Thanks, James... I think I still need to get deeper understanding of limma and how I should harness its power in the right way... so far I am impressed with its speed and convenience, I can see once I master it, it will make my life a lot easier... kudos to the builders of limma!

But I have to argue against your claim average value for a group is irrelevant, given we will be comparing the SAME probesets across different biological conditions, so even if GC content does affect the APPARENT gene expression value, it does enable us to compare across different conditions for the same gene -- just as you said, what matters is the P value and its fold change...

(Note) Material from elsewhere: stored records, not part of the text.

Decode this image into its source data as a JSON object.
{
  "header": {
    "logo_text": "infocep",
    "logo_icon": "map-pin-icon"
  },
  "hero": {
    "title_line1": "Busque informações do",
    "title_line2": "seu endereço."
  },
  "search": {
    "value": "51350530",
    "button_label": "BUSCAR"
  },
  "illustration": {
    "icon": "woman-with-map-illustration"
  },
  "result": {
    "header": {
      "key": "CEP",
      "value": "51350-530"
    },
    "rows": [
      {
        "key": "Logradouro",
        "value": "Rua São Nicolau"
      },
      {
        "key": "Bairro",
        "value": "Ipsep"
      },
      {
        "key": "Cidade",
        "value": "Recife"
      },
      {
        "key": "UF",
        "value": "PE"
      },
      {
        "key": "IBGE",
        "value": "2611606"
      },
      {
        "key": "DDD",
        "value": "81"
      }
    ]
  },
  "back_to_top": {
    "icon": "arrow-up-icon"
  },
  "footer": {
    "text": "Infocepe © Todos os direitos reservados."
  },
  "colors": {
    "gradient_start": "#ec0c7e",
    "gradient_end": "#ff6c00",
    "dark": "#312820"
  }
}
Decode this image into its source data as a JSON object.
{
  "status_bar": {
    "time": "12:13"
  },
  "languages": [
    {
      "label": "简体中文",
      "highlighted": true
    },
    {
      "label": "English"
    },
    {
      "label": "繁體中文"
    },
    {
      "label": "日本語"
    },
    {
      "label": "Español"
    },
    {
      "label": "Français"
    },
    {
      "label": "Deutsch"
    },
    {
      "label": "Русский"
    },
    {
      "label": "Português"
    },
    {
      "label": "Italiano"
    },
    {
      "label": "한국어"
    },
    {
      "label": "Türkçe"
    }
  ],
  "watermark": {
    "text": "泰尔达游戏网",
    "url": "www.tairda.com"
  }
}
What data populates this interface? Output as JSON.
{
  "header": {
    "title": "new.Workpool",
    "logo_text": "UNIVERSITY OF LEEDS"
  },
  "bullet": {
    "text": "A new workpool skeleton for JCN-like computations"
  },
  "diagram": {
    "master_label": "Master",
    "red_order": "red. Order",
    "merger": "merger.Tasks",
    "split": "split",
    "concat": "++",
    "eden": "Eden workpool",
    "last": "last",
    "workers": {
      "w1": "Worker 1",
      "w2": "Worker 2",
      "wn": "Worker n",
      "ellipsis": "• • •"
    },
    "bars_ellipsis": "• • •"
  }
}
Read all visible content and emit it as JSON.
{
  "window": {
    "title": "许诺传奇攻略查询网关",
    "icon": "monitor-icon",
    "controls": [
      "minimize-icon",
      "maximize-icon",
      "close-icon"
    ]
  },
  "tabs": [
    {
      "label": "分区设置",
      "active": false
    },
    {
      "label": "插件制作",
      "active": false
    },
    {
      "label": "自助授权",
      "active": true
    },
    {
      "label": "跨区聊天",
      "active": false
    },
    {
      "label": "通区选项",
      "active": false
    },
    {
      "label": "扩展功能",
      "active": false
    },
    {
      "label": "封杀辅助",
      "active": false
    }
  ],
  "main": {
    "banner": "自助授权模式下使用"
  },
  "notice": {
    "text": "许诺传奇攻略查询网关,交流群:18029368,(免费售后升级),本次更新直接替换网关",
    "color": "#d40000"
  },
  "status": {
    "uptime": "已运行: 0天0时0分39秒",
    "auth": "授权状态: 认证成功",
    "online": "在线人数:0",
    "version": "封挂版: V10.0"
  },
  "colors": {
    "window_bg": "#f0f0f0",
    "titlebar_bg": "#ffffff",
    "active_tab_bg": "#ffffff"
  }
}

My experience with RMA normalized microarry data, with many of them publicly available on GEO... generally speaking, anything under than 5 are mostly noise, and the platform is saturated when value reaches around 11 or 12... based on know biology and comparing to NGS data... and this is why I want to know the average expression of a probeset in a  particular biological condition or group

By the way, could you explain why the two models I build:

contrast.matrix<-makeContrasts(c.vs.a=C-A, b.vs.a=B-A, c.vs.b=C-B, levels=design)

or 

contrast.matrix<-makeContrasts(A, B, C, c.vs.a=C-A, b.vs.a=B-A, c.vs.b=C-B, levels=design)

generate the same fold change, but the first one seem to have the right p value but the second one has crazy p values ? (all gene are taken as extremely significant in the second model)

And could limma be changed to generate average expression value by default for different categories?